Our Rock Stars Are Not Your Rock Stars
I’m sure everyone’s seen Intel’s big advertising push “Our rock stars aren’t your rock stars“–comparing the firm’s technologists to celebrity rock stars.
I was thinking about this recently in respect to Southern California–land of Michael Jackson—and its technology industry, and I find it interesting how Silicon Valley’s own list of “technology celebrities” compares to Southern California’s own set of “technology celebrities.”
In Silicon Valley, it’s Apple/Facebook/Twitter, Doerr/Jobs/Arrington/Scoble/Moritz/Zuckerberg/Calacanis/Ron Conway/etc. day in and day out in adoring (or scathing) press coverage.
Here’s it seems like–despite of, or perhaps because of our proximity to the celebrity center of Hollywood–the people I hear most as idols in the high tech industry are way more subdued and under the radar. In fact, even though most folks in high tech here (given the carpet bombing coverage of Silicon Valley companies) know the tech celebrities of Silicon Valley, only the “in-the-know” folks seem to be aware of the huge successes here.
I’m thinking of folks like Mike Jones (Userplane/AOL/now MySpace), Matt Coffin (LowerMyBills), Sky Dayton (Earthlink etc.), Irwin Jacobs (Qualcomm), Kamran Pourzanjani (Pricegrabber), Michael Robertson (MP3.com, etc.), Jake Weinbaum (Business.com, eCompanies), Scott Blum (Buy.com), all the folks from Applied Semantics (now Google), Overture (now Yahoo), and so on. Sure, there are some who have achieved some level of tech fame (or, notoriety, in the case of Broadcom’s Henry Nicholas III), but in most cases these names are not at all well known. Probably the most “Silicon Valley celebrity” here is Jason Calacanis, who is better known in Silicon Valley than in Southern California. The “connectors” in Silicon Valley are pretty easy to find, but not as easy here. For example — Peter Pham, formerly of Photobucket/Fox Interactive Media–despite running a company now in Silicon Valley–is a huge connector in Southern California and beyond, is known to every startup CEO, entrepreneur, and VC in SoCal, doesn’t show up on the “tech celebrity” radar. Neither does Jason Nazar, who is a huge connector, particularly with his Startups Uncensored events. There’s immensely successful folks like Gil Elbaz (hiding out on the XPrize board of trustees with the likes of Elon Musk, Arriana Huffington, Larry Page, J. Craig Venter, Dean Kamen, and Ray Kurzweil)–who I suspect only a tiny, tiny number of people in SoCal know about. There’s also a slew of “behind the company” folks–too many to mention, but people like John Morris of GKM/Tech Coast Angels, Randy Churchill at PricewaterhouseCoopers–who are key to connecting the technology industry here who only insiders might know. There’s lots and lots more I don’t mention who are equally as successful, prominent, and important here.
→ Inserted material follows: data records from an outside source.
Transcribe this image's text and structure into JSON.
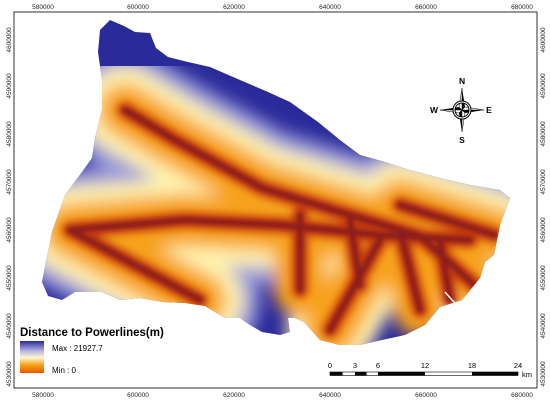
{
  "map": {
    "legend": {
      "title": "Distance to Powerlines(m)",
      "max_label": "Max : 21927.7",
      "min_label": "Min : 0",
      "max_value": 21927.7,
      "min_value": 0,
      "colors": {
        "far": "#2a2a9a",
        "mid_far": "#9a9ad8",
        "mid": "#fff3b0",
        "near_mid": "#f7a21b",
        "near": "#8b1a1a"
      }
    },
    "x_ticks": [
      "580000",
      "600000",
      "620000",
      "640000",
      "660000",
      "680000"
    ],
    "y_ticks": [
      "4600000",
      "4590000",
      "4580000",
      "4570000",
      "4560000",
      "4550000",
      "4540000",
      "4530000"
    ],
    "north_arrow": {
      "n": "N",
      "s": "S",
      "e": "E",
      "w": "W"
    },
    "scale_bar": {
      "labels": [
        "0",
        "3",
        "6",
        "12",
        "18",
        "24"
      ],
      "unit": "km"
    }
  }
}
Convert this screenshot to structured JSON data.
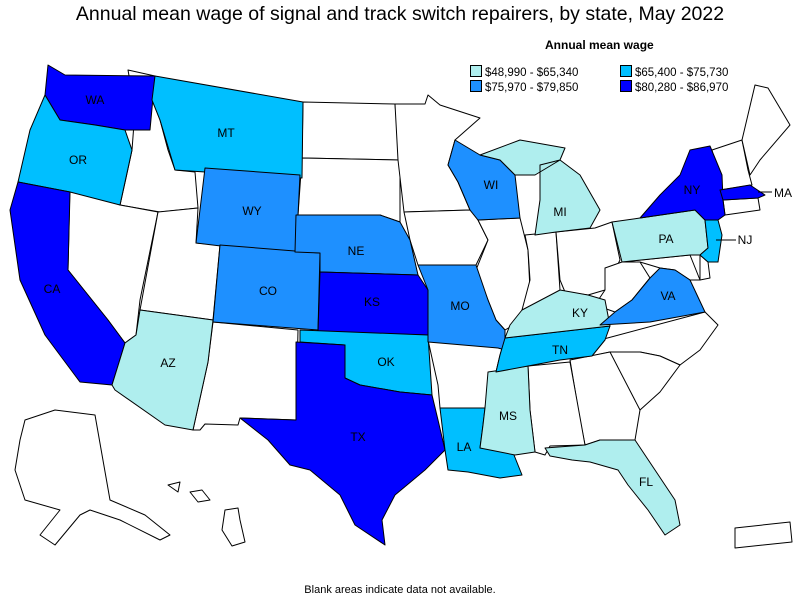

Is this good or bad? It seems some level of interest in local, successful and/or ambitious entrepreneurs, venture capitalists, and others (beyond what we provide, of course) would be helpful in better connecting the community together. But then again, it also shows the–probably good–tendency of local startups to care about results, revenues, and success over celebrity and flashiness.